Der größte Nachteil dieses Ansatzes war das manuelle Design von MBs für die Live-Zell-Bildgebung. Um dies zu beheben, haben wir ein Python-basiertes Programm (PinMol) geschrieben, das leicht zugängliche Ziel-Sites innerhalb einer mRNA identifiziert, indem suboptimale Sekundärstrukturen zusätzlich zum MFE berücksichtigt werden, sowie Haarnadelsonden entwirft, die am besten sind. geeignet für den Nachweis von mRNAs in lebenden Zellen24. PinMol nutzt strukturelle Informationen aus sekundären Strukturen der Ziel-RNA, die über Energieminimierungsansätze vorhergesagt werden, und durch die Einbeziehung von Informationen aus suboptimalen Strukturen wird die Flexibilität oder Steifigkeit spezifischer Zielregionen bei der Entwicklung von MBs bewertet werden. Dabei werden die Zugänglichkeit der Zielregionen sowie die inter- und intramolekularen Wechselwirkungen jeder ausgewählten Sonde berücksichtigt. Darüber hinaus sollten stark regulierte RNA-Strecken (z. B. Bindungsstellen für microRNAs oder RNA-bindende Proteine) bei der Auswahl von Sonden nicht als Zielstandorte betrachtet werden, da diese Regionen zu einer ineffizienten Bindung der MBführen führen können. Der Benutzer kann Prüfpunkte auswerten und eliminieren, die auf diese Websites abzielen, oder die zielartig einschränken, die von PinMol zum Entwerfen von Sonden verwendet wird, sodass solche Sites nicht enthalten sind. Die relative Leistungsfähigkeit von PinMol wurde durch den Vergleich des Rankings von PinMol designed MBs mit den experimentellen Ergebnissen von manuell entworfenen MBs24demonstriert. Pinmol wählte und entwarf MBs für ähnliche Zielregionen sowie identifizierte neue zugängliche Standorte auf der mRNA. Dies ist für die Detektion von Transkripten mit niedriger Kopiernummer, bei denen das Fluoreszenzsignal über dem Hintergrund erhöht werden muss, von entscheidender Bedeutung. Durch die Skalierung der MB-Nummern, die effektiv zu mehreren zugänglichen Standorten auf einer Ziel-mRNA hybridisieren, kann eine Signalverstärkung erreicht werden. Daher ermöglicht dieses Programm einen schnellen Ansatz, um mehrere MBs pro Ziel-mRNA zu entwerfen und gleichzeitig zahlreiche mRNAs in einer Live-Zelle zu visualisieren.

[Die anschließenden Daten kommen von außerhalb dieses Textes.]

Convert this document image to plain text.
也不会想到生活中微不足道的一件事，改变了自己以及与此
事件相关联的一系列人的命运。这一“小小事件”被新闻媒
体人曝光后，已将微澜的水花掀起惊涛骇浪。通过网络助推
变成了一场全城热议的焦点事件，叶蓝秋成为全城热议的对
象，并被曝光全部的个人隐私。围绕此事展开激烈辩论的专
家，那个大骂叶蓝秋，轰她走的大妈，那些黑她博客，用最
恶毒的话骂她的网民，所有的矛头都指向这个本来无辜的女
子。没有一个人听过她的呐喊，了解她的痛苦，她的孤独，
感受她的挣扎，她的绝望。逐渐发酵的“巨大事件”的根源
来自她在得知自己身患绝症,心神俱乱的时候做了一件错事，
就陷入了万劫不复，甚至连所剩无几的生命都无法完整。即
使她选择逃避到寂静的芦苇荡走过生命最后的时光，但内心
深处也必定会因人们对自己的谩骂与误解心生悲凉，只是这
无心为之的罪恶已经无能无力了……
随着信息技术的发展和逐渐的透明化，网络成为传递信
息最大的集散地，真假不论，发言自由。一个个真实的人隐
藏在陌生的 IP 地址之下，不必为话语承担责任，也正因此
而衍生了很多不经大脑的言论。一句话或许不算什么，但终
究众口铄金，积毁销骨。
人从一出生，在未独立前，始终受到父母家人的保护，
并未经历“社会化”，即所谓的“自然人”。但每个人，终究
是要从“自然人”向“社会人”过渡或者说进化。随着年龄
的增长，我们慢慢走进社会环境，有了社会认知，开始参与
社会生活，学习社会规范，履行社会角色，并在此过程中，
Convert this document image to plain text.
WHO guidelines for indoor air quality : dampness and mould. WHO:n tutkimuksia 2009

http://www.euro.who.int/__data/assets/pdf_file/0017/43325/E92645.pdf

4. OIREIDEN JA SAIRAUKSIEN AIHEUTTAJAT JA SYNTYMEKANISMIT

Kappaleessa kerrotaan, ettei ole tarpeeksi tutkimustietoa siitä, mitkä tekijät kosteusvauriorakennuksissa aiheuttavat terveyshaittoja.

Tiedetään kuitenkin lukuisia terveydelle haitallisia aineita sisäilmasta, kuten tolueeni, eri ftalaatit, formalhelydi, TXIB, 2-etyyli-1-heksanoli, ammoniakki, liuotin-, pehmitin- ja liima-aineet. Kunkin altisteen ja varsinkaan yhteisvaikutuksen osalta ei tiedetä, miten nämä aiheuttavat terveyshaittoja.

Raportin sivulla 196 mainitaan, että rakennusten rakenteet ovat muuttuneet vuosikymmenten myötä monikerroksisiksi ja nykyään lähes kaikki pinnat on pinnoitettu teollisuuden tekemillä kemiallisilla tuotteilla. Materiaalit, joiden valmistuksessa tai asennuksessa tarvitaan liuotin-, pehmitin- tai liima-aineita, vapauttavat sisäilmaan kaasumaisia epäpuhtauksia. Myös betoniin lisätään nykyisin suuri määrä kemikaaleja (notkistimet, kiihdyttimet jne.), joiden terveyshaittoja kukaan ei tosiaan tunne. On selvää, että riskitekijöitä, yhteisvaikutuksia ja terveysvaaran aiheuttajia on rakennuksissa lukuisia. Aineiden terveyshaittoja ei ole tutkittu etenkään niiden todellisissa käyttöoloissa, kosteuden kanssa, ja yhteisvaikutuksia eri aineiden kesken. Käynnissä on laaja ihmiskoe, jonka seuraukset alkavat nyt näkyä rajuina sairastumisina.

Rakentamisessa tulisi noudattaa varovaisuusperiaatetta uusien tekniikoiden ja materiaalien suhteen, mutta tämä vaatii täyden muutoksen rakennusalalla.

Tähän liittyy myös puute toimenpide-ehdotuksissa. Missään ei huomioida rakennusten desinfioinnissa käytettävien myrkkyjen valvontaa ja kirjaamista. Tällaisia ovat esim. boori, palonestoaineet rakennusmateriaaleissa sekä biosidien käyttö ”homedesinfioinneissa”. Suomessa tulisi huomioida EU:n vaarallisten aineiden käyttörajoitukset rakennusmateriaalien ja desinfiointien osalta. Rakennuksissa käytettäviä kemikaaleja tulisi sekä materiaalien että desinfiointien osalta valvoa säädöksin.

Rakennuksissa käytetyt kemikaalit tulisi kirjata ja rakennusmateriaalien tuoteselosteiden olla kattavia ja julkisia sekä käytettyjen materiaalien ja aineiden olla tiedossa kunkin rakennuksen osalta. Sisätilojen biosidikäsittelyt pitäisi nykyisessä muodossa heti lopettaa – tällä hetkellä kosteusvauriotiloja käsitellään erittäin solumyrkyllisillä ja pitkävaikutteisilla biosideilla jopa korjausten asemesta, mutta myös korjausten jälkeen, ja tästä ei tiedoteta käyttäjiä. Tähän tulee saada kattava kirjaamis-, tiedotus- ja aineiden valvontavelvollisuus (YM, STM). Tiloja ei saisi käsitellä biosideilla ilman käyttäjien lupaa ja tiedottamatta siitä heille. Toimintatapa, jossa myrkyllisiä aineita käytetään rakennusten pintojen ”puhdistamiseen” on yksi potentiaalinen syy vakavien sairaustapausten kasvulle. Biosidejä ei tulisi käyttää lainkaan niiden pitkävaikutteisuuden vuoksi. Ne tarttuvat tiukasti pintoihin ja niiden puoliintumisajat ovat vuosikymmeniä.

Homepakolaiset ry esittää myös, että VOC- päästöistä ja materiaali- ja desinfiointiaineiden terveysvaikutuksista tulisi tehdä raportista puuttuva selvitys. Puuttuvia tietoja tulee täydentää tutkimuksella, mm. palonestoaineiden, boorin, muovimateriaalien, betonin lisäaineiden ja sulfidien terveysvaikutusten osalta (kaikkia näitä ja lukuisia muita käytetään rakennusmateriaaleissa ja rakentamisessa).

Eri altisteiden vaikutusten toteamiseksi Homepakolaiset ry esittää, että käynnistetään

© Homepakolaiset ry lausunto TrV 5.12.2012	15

Um qualitativ hochwertige 5D (XYZCt) Erfassungsdaten von transportierten mRNAs innerhalb der Eikammer zu erreichen, sind eine ordnungsgemäße Zerlegung einzelner Eikammern und eine effektive Mikroinjektion in Pflegezellen von entscheidender Bedeutung. Bei Studien in frühen Entwicklungsstadien kann die Mikroinjektion die Lebensfähigkeit der Eikammer beeinträchtigen und somit die Länge eines Live-Zell-Bildgebungsexperiments verkürzt werden (<20 min). Eine erhöhte Erfolgsrate der Mikroinjektionsexperimente kann durch den Einsatz handelsüblicher ultrafeiner Nadeln sichergestellt werden. Darüber hinaus ist eine schnelle Einrichtung der Erfassungseinstellungen wichtig, damit die frühen Zeitpunkte nach der Injektion erfasst werden können. Die Qualität der Spot-Erkennungs- und Tracking-Daten wird nur so gut sein wie die Qualität der aufgenommenen Bilder.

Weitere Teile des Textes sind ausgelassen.